Pornography Shrinks Brain Areas Associated With Motivation; Does X-Rated Media Make You Lazy?
A new German study shows that men who view too much pornography may become lazier.
Greater use of pornography by men in the study was associated with a decreased volume of brain matter in areas related to reward and motivation, say researchers at the Max Planck Institute for Human Development in Berlin.
“We found a significant negative association between reported pornography hours per week and gray matter volume in the right caudate as well as with functional activity during a sexual cue–reactivity paradigm in the left putamen,” the researchers wrote in the study, published Wednesday in JAMA Psychiatry. “Functional connectivity of the right caudate to the left dorsolateral prefrontal cortex was negatively associated with hours of pornography consumption.”
The study is the first to provide strong evidence that pornography might harm the brain in some ways, says study leader Simone Kühn. She and her colleagues recruited 64 healthy German men between the ages of 21 and 45 years old, inquiring about their consumption of pornography. They then studied the participants’ brains with functional magnetic resonance imaging, watching to see how the brain reacted to pornography.
“We found that the volume of the so-called striatum, a brain region that has been associated with reward processing and motivated behaviour was smaller the more pornography consumption the participants reported,” Kühn told reporters, according to the Daily Mail. “Moreover we found that another brain region, that is also part of the striatum that is active when people see sexual stimuli, shows less activation the more pornography participants consumed,” she said.

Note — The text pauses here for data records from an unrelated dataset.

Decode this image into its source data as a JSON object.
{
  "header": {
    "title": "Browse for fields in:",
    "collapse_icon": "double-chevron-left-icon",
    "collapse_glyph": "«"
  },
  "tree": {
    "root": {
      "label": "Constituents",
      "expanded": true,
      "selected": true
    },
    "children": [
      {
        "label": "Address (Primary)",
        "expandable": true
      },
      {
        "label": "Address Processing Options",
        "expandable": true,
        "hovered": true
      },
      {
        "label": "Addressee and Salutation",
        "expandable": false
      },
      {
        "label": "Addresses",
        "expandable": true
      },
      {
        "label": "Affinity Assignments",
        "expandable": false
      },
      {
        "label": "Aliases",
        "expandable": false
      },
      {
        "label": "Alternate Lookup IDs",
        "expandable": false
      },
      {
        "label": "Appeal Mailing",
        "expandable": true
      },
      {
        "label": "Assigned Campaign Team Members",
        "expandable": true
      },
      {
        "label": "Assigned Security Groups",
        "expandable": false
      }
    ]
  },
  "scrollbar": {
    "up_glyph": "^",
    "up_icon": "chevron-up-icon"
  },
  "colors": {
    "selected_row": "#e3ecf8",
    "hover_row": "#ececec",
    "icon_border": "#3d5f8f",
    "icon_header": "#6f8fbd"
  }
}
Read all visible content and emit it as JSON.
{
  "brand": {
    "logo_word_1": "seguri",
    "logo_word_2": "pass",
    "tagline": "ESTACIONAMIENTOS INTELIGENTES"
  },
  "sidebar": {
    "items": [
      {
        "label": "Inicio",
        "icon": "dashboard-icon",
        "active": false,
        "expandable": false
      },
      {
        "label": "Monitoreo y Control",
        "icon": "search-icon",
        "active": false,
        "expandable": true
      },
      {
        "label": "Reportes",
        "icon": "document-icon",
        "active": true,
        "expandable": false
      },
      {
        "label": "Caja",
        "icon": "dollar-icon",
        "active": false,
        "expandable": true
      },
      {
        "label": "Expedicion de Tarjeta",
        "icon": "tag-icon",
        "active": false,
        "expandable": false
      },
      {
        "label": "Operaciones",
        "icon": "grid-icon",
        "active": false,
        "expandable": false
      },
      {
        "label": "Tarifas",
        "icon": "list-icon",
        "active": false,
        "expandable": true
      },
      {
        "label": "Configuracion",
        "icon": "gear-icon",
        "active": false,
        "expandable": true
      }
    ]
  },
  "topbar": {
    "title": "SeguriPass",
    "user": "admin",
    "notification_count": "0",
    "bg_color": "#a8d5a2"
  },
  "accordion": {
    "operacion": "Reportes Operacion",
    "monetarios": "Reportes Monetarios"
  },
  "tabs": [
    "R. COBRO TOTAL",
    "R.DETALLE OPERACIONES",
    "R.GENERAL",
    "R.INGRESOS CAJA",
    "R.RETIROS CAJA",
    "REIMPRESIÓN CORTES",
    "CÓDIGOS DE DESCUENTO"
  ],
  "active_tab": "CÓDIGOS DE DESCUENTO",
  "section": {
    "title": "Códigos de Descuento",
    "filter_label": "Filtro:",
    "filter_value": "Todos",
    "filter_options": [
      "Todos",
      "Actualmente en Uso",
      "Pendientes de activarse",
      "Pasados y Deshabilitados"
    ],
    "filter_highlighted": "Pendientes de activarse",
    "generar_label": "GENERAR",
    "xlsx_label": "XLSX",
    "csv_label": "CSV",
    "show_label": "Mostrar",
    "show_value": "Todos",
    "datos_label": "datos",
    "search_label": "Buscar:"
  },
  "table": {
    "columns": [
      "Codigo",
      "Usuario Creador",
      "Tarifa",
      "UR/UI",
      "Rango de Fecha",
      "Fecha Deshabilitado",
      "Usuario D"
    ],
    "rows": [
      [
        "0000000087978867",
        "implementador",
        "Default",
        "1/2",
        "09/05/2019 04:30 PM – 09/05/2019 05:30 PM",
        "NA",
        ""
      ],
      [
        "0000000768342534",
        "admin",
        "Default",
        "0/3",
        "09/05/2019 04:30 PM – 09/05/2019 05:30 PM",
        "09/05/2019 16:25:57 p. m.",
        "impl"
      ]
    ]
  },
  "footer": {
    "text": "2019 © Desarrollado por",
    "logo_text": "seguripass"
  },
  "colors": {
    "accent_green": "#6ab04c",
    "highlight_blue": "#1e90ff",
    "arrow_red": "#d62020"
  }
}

In essence, the connectivity between the brain’s striatum and prefrontal cortex worsened with increased consumption of pornography, suggesting poorer and impaired decision-making capability. But the researchers decline to say the study proves any causal relationship between greater pornography use and lowered connectivity associated with behavioral changes. Such behavioral changes might reflect a neuroplasticity in the brain’s reward system, or maybe it’s the other way around.
In this case, the researchers had wondered how pornography would alter the brain’s frontostriatal network among the heaviest users. Assuming that pornography consumption is like other reward-seeking human behaviors, they hypothesized that very frequent use would surely change how the brain works.
“Basically everything that people do very frequently can shape their brain structure and function,” Kühn said.